If you buy the record direct from the Anglophone Recording Company HQ on the south coast you get a DVD of Trevor Moss’s film of the making of the album: the Tascam 246 tape recorder–cum–portastudio being hauled in and out of Fairlight Hall in Hastings, all 14 takes of ‘Tie My Ribbons’ – which could be an ancient tale of woe from a modern-day No Roses – Moss playing the wrong chord, forgetting the words, hearing music upstairs, voices in the corridor, a helicopter and a lawnmower outside (Hannah, with masterful understatement and good naturedness says, ‘I’ll just pop outside. See where it’s coming from’), throwing his cap down in a rage, cusping on the edge of a cold, forgetting the words again, giving the album 4 out of 10 and explaining his thoughts on why he prefers to record in a room in a draughty-looking gothic Victorian mansion rather than a studio, everything captured in a breezy single take, where possible. (There’s also plenty of the nice stuff too: tea, cobs for lunch, Jesse in the car, great songs coming together, Dungeness in the misty distance, dogs wandering about, sharp editing.) All of which explains why Fair Lady London sounds more like the album before last, La Ferme de Fontenalle, recorded on the same 4-track tape recorder in a barn in Normandy, than its immediate predecessor, Expatriate. The music’s got a softer touch and is unadorned (Tom Clarkson supplies lovely double bass on a couple of tracks), but there’s still a great rawness and intimacy, all captured in the moment. The starkly beautiful ‘All in Good Time’ features Hannah mainly solo over electric piano/Dulcitone.
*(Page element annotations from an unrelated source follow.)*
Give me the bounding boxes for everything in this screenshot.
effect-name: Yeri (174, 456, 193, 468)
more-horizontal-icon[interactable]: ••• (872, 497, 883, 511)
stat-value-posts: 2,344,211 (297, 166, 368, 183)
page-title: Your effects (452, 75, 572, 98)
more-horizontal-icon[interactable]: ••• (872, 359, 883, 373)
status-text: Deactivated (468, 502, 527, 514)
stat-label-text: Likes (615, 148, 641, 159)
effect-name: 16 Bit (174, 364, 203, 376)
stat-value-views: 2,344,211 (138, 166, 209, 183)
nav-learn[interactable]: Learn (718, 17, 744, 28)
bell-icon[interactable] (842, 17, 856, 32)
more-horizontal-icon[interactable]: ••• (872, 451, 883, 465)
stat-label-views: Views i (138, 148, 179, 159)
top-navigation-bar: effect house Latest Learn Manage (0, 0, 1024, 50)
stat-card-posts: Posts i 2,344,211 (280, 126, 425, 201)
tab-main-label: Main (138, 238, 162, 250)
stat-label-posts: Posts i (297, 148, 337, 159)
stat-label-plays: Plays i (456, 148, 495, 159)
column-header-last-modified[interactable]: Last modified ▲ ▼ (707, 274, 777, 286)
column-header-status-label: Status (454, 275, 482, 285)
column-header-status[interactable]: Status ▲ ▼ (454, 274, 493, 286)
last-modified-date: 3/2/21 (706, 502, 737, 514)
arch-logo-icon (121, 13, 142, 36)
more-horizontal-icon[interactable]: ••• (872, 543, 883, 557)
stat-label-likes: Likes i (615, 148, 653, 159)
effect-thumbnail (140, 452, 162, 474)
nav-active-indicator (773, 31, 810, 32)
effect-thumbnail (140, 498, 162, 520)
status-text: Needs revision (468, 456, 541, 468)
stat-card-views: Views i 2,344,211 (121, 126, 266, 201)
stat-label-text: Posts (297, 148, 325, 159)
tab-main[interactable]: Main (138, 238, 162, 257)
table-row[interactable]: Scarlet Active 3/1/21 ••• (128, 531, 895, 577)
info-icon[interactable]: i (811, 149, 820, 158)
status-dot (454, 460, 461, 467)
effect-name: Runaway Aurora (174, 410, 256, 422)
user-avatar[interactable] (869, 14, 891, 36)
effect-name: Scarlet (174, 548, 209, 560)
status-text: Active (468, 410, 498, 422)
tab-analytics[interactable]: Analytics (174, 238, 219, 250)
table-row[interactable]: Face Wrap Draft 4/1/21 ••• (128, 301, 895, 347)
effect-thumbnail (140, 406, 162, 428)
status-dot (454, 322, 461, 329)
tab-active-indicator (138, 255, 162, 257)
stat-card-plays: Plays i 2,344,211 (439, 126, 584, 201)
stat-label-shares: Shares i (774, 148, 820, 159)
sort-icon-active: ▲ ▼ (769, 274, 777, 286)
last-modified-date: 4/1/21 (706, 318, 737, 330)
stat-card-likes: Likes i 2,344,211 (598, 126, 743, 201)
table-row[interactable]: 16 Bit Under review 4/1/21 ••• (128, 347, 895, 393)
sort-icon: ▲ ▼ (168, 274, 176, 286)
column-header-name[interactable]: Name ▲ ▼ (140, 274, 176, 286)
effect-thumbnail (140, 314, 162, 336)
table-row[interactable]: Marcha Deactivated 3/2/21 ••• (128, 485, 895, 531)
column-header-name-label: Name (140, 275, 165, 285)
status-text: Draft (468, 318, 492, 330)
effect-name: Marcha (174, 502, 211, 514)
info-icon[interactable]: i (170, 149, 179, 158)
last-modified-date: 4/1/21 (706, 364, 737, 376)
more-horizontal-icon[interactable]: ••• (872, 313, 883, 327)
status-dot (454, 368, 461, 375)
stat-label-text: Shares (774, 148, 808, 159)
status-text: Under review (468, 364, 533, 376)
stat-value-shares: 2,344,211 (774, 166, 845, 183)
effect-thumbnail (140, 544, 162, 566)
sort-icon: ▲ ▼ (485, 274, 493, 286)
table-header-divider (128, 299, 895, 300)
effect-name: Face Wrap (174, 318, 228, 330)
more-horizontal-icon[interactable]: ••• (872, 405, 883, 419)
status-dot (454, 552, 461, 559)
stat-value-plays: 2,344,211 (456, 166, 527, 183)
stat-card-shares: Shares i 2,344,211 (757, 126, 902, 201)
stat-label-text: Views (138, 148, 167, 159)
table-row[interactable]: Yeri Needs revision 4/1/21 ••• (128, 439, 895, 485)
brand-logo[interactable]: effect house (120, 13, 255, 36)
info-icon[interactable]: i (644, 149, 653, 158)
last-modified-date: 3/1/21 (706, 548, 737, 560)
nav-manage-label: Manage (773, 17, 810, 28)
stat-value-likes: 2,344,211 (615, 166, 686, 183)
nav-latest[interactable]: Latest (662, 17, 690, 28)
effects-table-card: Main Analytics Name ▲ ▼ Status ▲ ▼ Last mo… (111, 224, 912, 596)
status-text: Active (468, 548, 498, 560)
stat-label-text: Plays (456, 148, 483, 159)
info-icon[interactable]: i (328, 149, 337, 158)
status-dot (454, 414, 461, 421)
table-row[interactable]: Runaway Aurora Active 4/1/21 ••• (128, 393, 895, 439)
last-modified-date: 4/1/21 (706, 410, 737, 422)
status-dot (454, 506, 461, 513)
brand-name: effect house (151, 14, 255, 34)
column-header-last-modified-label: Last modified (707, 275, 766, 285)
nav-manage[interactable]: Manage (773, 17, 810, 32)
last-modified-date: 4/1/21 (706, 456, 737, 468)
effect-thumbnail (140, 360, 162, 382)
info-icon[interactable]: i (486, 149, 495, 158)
It’s followed by ‘Tie My Ribbons’, and I think you can roll a tolley in a straight line back to classics of yore – ‘Allotment Song’, ‘England’, ‘These are Your Days’, ‘All Been for Nothing’, ‘Spin Me a Line’, ‘Feel at Ease’, ‘A Proud Surrender’ and ‘Arica Road’. ‘Everything You Need’ is a love song with a chilly denouement, Moss waking up alone in an empty bed ‘where I think I belong/Before you break free’, the listener reminded of the two old lovers in ‘Two Strangers’ from La Ferme de Fontenalle sitting in silence in a café, ‘two cracks in the fading promenade’. But at the end of the day, despite all the hard work and fraught existential moments in Fairlight Hall (TM: ‘It’s only going to be heard by three people and a dog. What’s the point?’), Trevor sits on his front doorstep at the end and says, ‘It’s just a bunch of songs.’
At the launch party for Fair Lady London, on a boat on the Thames, Moss announced he’d written ‘I Could Break You’ for Hannah-Lou because he felt she wasn’t expressing herself enough! Everyone laughed. Hannah-Lou raised an eyebrow, threw him a look. 4 out of 10?! Serious contender for album of 2018, more like.